- Banakatti Location in Lumbini Province Banakatti Banakatti (Nepal)
- Coordinates: 28°03′N 81°43′E﻿ / ﻿28.05°N 81.72°E
- Country: Nepal
- Zone: Bheri Zone
- District: Banke District

Population (1991)
- • Total: 3,809
- • Religions: Hindu
- Time zone: UTC+5:45 (Nepal Time)

= Banakatti =

Banakatti is a town in Banke District in the Bheri Zone of south-western Nepal. At the time of the 1991 Nepal census it had a population of 3,809 and had 675 houses in the town.

==Government==
The purpose of Village Development Committees is to organise village people structurally at a local level and creating a partnership between the community and the public sector for improved service delivery system.
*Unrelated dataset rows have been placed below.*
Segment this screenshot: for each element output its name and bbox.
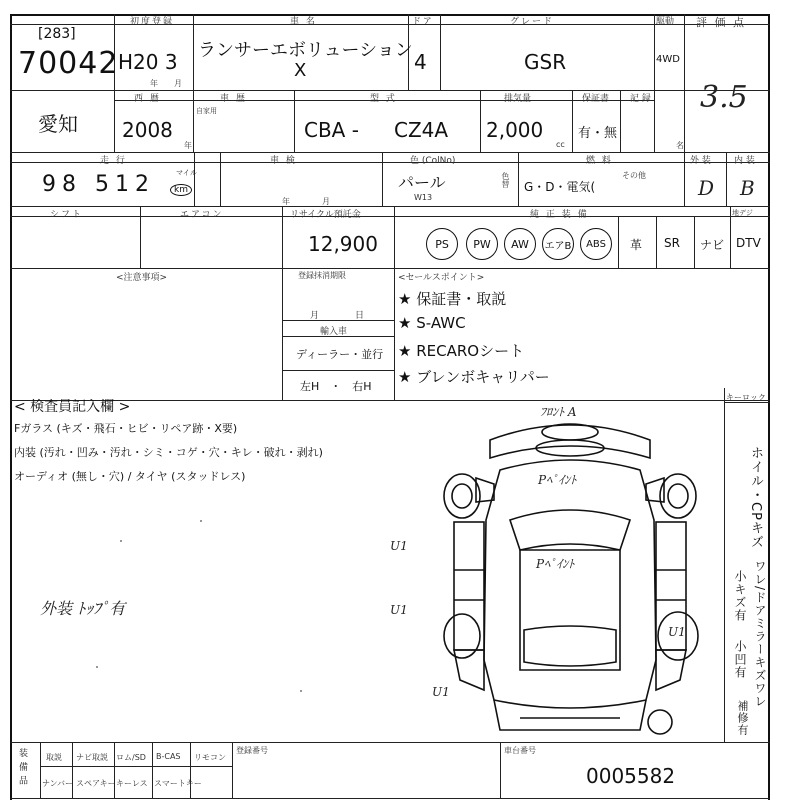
model-prefix: CBA - xyxy=(304,118,359,142)
year-label: 西 暦 xyxy=(134,94,161,104)
border-left xyxy=(10,14,12,800)
sales-label: <セールスポイント> xyxy=(398,273,485,283)
name-label: 車 名 xyxy=(290,17,317,27)
divider xyxy=(394,206,395,268)
divider xyxy=(518,152,519,206)
door-label: ドア xyxy=(412,17,434,27)
divider xyxy=(193,14,194,90)
car-diagram xyxy=(390,400,720,745)
divider xyxy=(724,388,725,742)
divider xyxy=(726,152,727,206)
divider xyxy=(382,152,383,206)
divider xyxy=(620,90,621,152)
displacement-unit: cc xyxy=(556,140,565,149)
divider xyxy=(500,742,501,798)
divider xyxy=(194,152,195,206)
year-value: 2008 xyxy=(122,118,173,142)
handle-value: 左H ・ 右H xyxy=(300,380,372,393)
paint-mark-roof: Pﾍﾟｲﾝﾄ xyxy=(536,557,575,571)
acc-number: ナンバー xyxy=(42,779,74,788)
exterior-handwritten-note: 外装 ﾄｯﾌﾟ有 xyxy=(40,599,126,618)
side-note-repair: 補修有 xyxy=(736,700,749,736)
grade-label: グレード xyxy=(510,17,555,27)
first-reg-value: H20 3 xyxy=(118,50,178,74)
side-note-mirror: ワレ/ドアミラーキズワレ xyxy=(753,560,767,709)
sales-point-1: ★ 保証書・取説 xyxy=(398,290,507,308)
footer-top xyxy=(10,742,770,743)
scan-dot xyxy=(200,520,202,522)
interior-value: B xyxy=(740,176,755,200)
lot-code: [283] xyxy=(38,26,76,42)
divider xyxy=(572,90,573,152)
sales-point-4: ★ ブレンボキャリパー xyxy=(398,368,550,386)
divider xyxy=(190,742,191,798)
keylock-label: キーロック xyxy=(726,393,766,402)
recycle-label: リサイクル預託金 xyxy=(290,210,361,220)
grade-value: GSR xyxy=(524,50,567,74)
divider xyxy=(193,90,194,152)
divider xyxy=(282,268,283,400)
inspection-label: 車 検 xyxy=(270,156,297,166)
divider xyxy=(72,742,73,798)
import-value: ディーラー・並行 xyxy=(296,348,384,361)
inspector-line-1: Fガラス (キズ・飛石・ヒビ・リペア跡・X要) xyxy=(14,422,238,435)
u1-mark-left-rear: U1 xyxy=(390,603,408,617)
divider xyxy=(282,206,283,268)
side-note-minor-dent: 小凹有 xyxy=(733,640,747,679)
car-name-line2: X xyxy=(294,60,307,81)
equip-leather: 革 xyxy=(630,238,643,252)
acc-rom-sd: ロム/SD xyxy=(116,753,146,762)
divider xyxy=(140,206,141,268)
equip-sr: SR xyxy=(664,236,680,250)
scan-dot xyxy=(300,690,302,692)
divider xyxy=(220,152,221,206)
first-reg-units: 年 月 xyxy=(150,79,182,88)
divider xyxy=(694,216,695,268)
divider xyxy=(114,742,115,798)
sales-point-3: ★ RECAROシート xyxy=(398,342,525,360)
inspector-line-3: オーディオ (無し・穴) / タイヤ (スタッドレス) xyxy=(14,470,246,483)
paint-mark-hood: Pﾍﾟｲﾝﾄ xyxy=(538,473,577,487)
divider xyxy=(684,14,685,152)
equip-pw: PW xyxy=(466,228,498,260)
equip-aw: AW xyxy=(504,228,536,260)
chassis-number: 0005582 xyxy=(586,764,676,788)
equip-ps: PS xyxy=(426,228,458,260)
side-note-wheel: ホイル・CPキズ xyxy=(748,446,763,549)
scan-dot xyxy=(120,540,122,542)
lot-number: 70042 xyxy=(18,46,119,81)
acc-manual: 取説 xyxy=(46,753,62,762)
equip-navi: ナビ xyxy=(700,238,725,252)
accessories-label: 装 備 品 xyxy=(17,748,27,786)
mileage-unit-top: マイル xyxy=(176,169,197,177)
row4-bottom xyxy=(10,268,770,269)
mileage-unit: km xyxy=(170,184,192,196)
location-value: 愛知 xyxy=(38,112,78,136)
color-change-label: 色替 xyxy=(501,172,510,188)
year-unit: 年 xyxy=(184,141,192,150)
exterior-label: 外 装 xyxy=(690,156,711,166)
color-label: 色 (ColNo) xyxy=(410,156,456,166)
divider xyxy=(152,742,153,798)
chassis-label: 車台番号 xyxy=(504,746,536,755)
first-reg-label: 初度登録 xyxy=(130,17,175,27)
u1-mark-rear: U1 xyxy=(432,685,450,699)
color-code: W13 xyxy=(414,193,433,202)
front-mark: ﾌﾛﾝﾄ A xyxy=(540,405,577,419)
scan-dot xyxy=(96,666,98,668)
color-value: パール xyxy=(398,173,446,192)
recycle-fee: 12,900 xyxy=(308,232,378,256)
notes-line xyxy=(282,370,394,371)
ac-label: エアコン xyxy=(180,210,224,220)
score-value: 3.5 xyxy=(700,80,748,115)
caution-label: <注意事項> xyxy=(116,273,168,283)
mileage-value: 98 512 xyxy=(42,172,155,197)
acc-remote: リモコン xyxy=(194,753,226,762)
footer-mid xyxy=(40,766,232,767)
divider xyxy=(232,742,233,798)
divider xyxy=(294,90,295,152)
side-note-minor-scratch: 小キズ有 xyxy=(733,570,747,622)
drive-label: 駆動 xyxy=(656,17,675,27)
history-label: 車 歴 xyxy=(220,94,247,104)
u1-mark-left-front: U1 xyxy=(390,539,408,553)
acc-smart-key: スマートキー xyxy=(154,779,202,788)
warranty-label: 保証書 xyxy=(582,94,610,104)
model-label: 型 式 xyxy=(370,94,397,104)
warranty-value: 有・無 xyxy=(578,126,618,141)
score-label: 評 価 点 xyxy=(696,16,746,29)
equipment-label: 純 正 装 備 xyxy=(530,210,589,220)
history-sub: 自家用 xyxy=(196,107,217,115)
tv-label: 地デジ xyxy=(732,209,753,217)
divider xyxy=(656,216,657,268)
doors-value: 4 xyxy=(414,50,427,74)
model-value: CZ4A xyxy=(394,118,449,142)
mileage-label: 走 行 xyxy=(100,156,127,166)
inspector-line-2: 内装 (汚れ・凹み・汚れ・シミ・コゲ・穴・キレ・破れ・剥れ) xyxy=(14,446,323,459)
sales-point-2: ★ S-AWC xyxy=(398,314,466,332)
drive-value: 4WD xyxy=(656,54,680,65)
fuel-label: 燃 料 xyxy=(586,156,613,166)
acc-bcas: B-CAS xyxy=(156,752,181,761)
divider xyxy=(394,268,395,400)
divider xyxy=(114,14,115,152)
exterior-value: D xyxy=(698,176,715,200)
displacement-value: 2,000 xyxy=(486,118,544,142)
fuel-value: G・D・電気( xyxy=(524,180,596,194)
remarks-label: 登録番号 xyxy=(236,746,268,755)
import-label: 輸入車 xyxy=(320,327,348,337)
divider xyxy=(730,206,731,268)
inspector-title: < 検査員記入欄 > xyxy=(14,399,131,415)
divider xyxy=(654,14,655,152)
acc-keyless: キーレス xyxy=(116,779,148,788)
inspection-units: 年 月 xyxy=(282,197,330,206)
divider xyxy=(618,216,619,268)
divider xyxy=(480,90,481,152)
shift-label: シフト xyxy=(50,210,84,220)
reg-deadline-label: 登録抹消期限 xyxy=(298,271,346,280)
acc-navi-manual: ナビ取説 xyxy=(76,753,108,762)
divider xyxy=(684,152,685,206)
equip-dtv: DTV xyxy=(736,236,761,250)
divider xyxy=(440,14,441,90)
u1-mark-right-rear: U1 xyxy=(668,625,686,639)
acc-spare-key: スペアキー xyxy=(76,779,116,788)
record-label: 記 録 xyxy=(630,94,651,104)
footer-bottom xyxy=(10,798,770,799)
deadline-units: 月 日 xyxy=(310,311,365,321)
interior-label: 内 装 xyxy=(734,156,755,166)
equip-abs: ABS xyxy=(580,228,612,260)
name-unit: 名 xyxy=(676,141,684,150)
fuel-other: その他 xyxy=(622,171,646,180)
divider xyxy=(40,742,41,798)
displacement-label: 排気量 xyxy=(504,94,532,104)
car-name-line1: ランサーエボリューション xyxy=(198,40,413,61)
equip-airbag: エアB xyxy=(542,228,574,260)
row3-bottom xyxy=(10,206,770,207)
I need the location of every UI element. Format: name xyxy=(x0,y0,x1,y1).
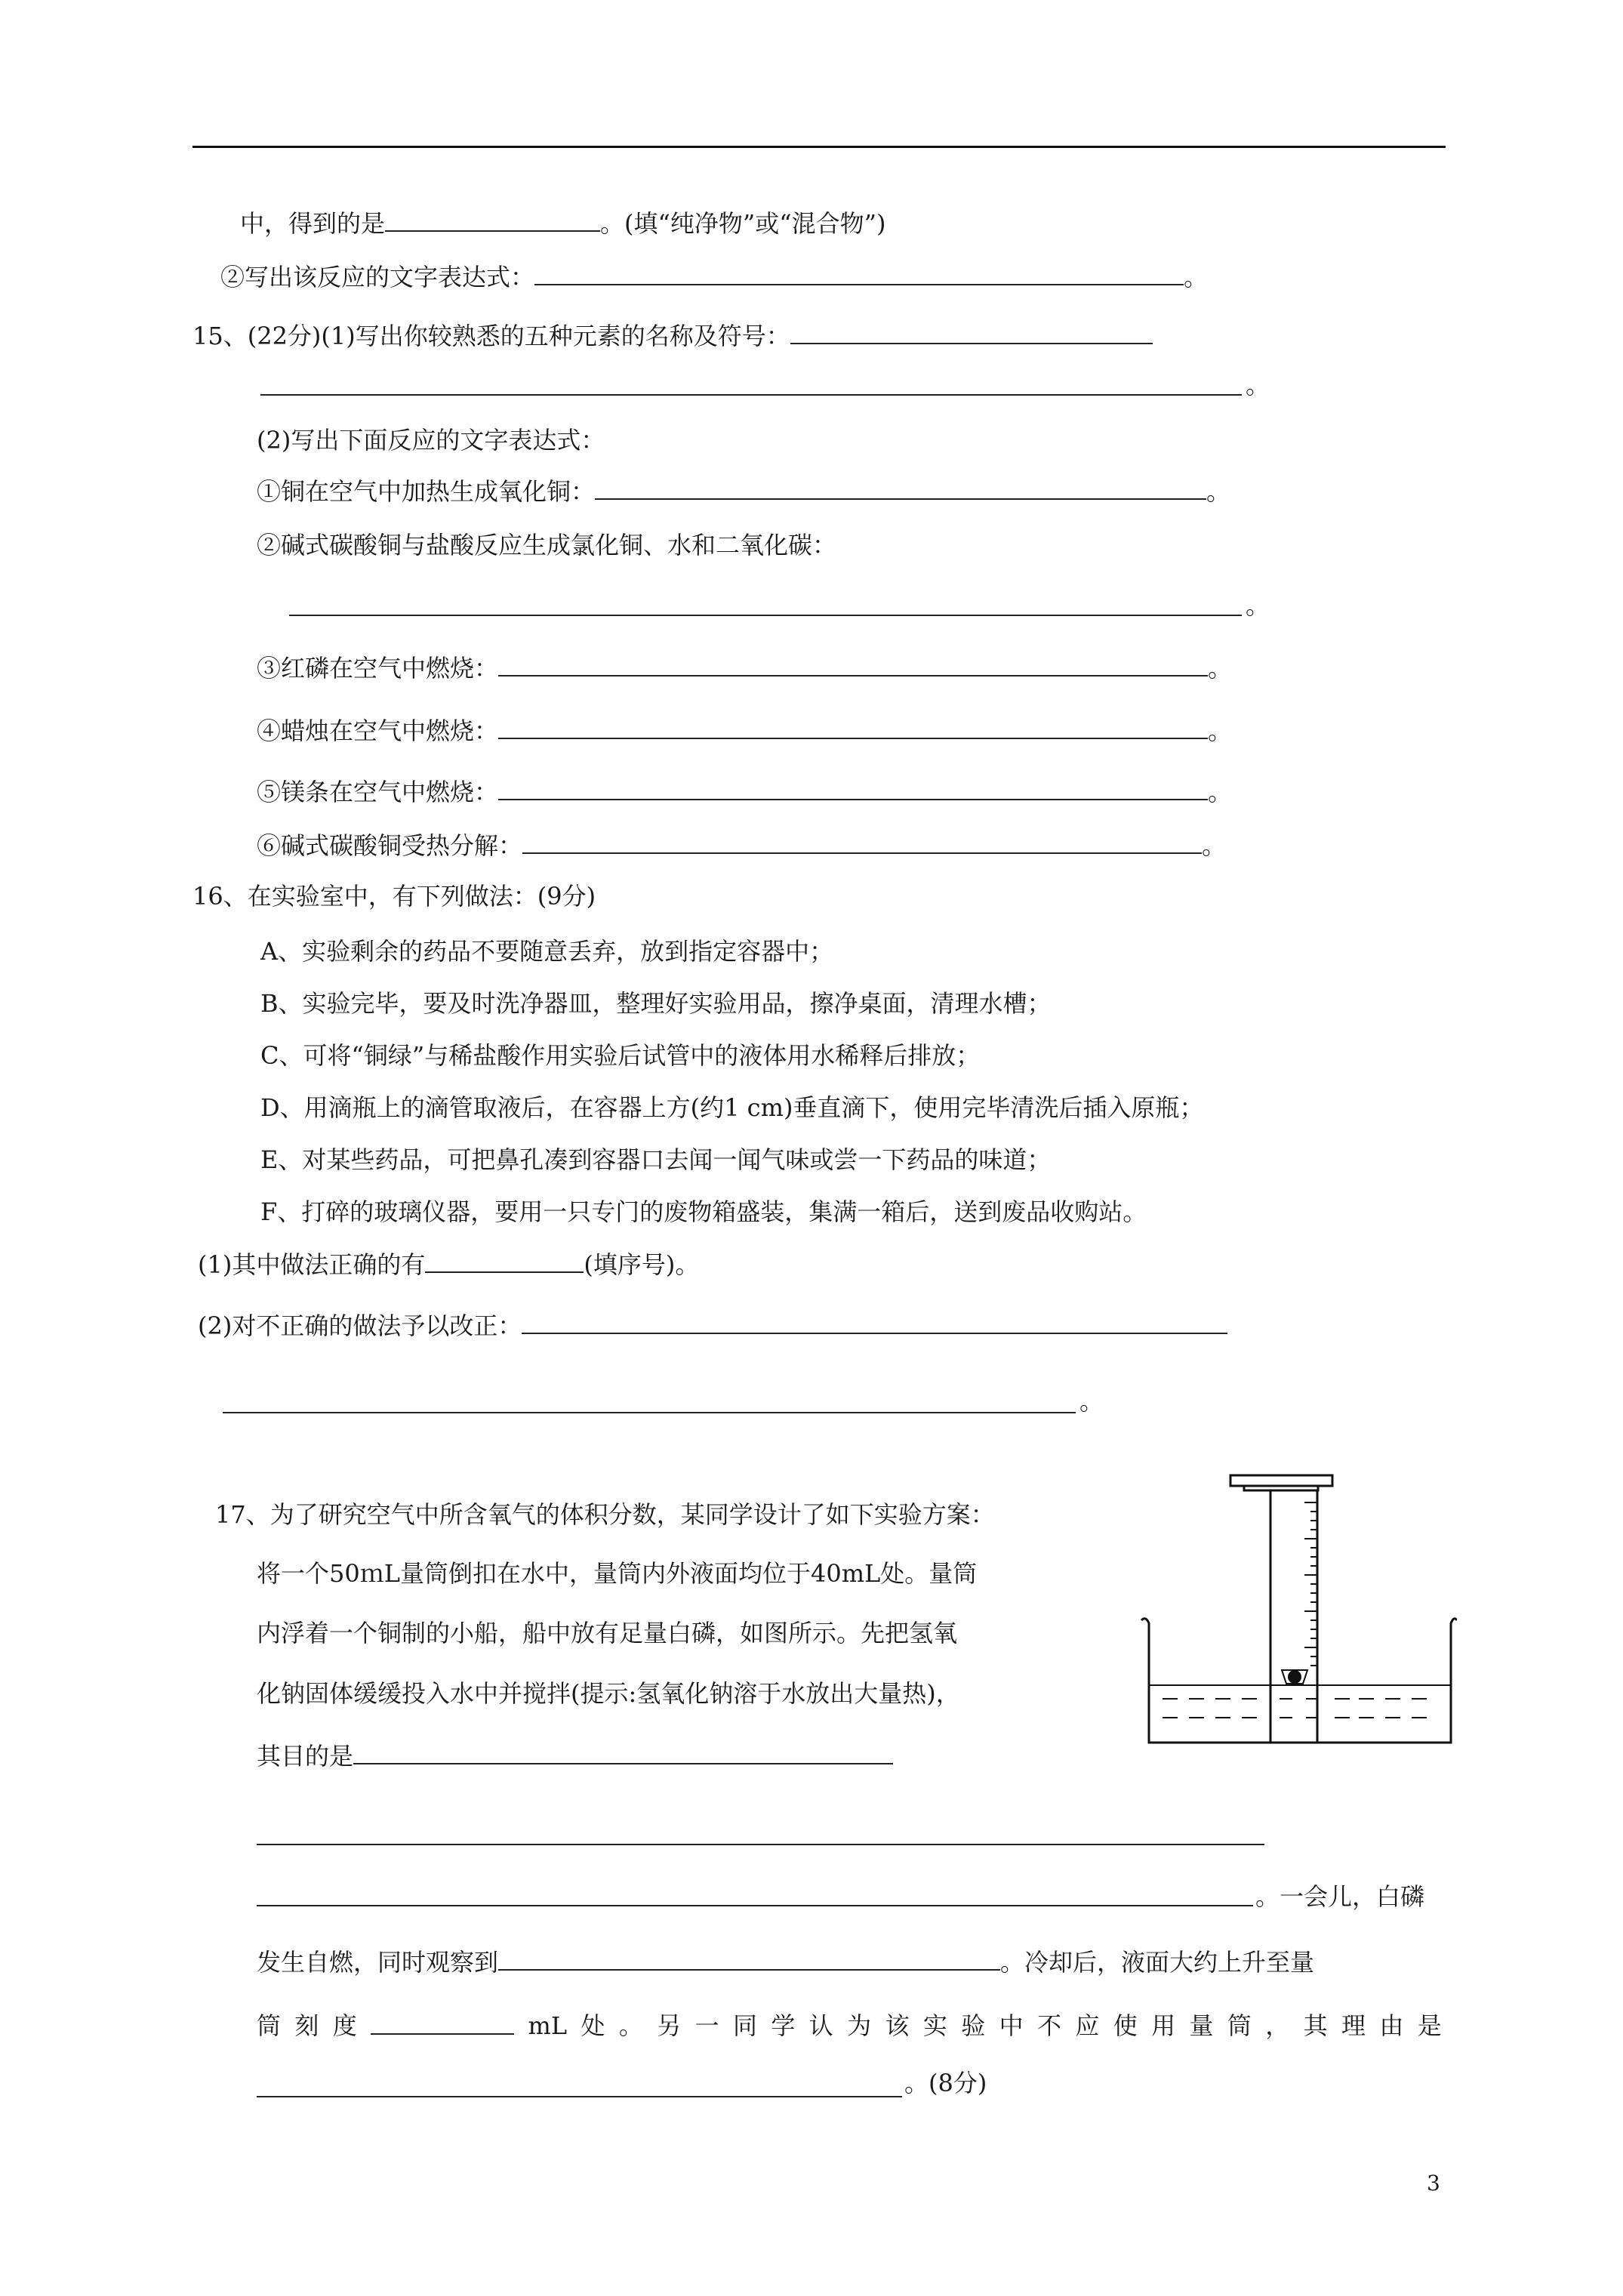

A VDC has a status as an autonomous institution and authority for interacting with the more centralised institutions of governance in Nepal. In doing so, the VDC gives village people an element of control and responsibility in development, and also ensures proper utilization and distribution of state funds and a greater interaction between government officials, NGOs and agencies. The village development committees within a given area will discuss education, water supply, basic health, sanitation and income and will also monitor and record progress which is displayed in census data.

In VDCs there is one elected chief, usually elected with over an 80% majority. From each ward, there is also a chief that is elected along with these there are also four members elected or nominated.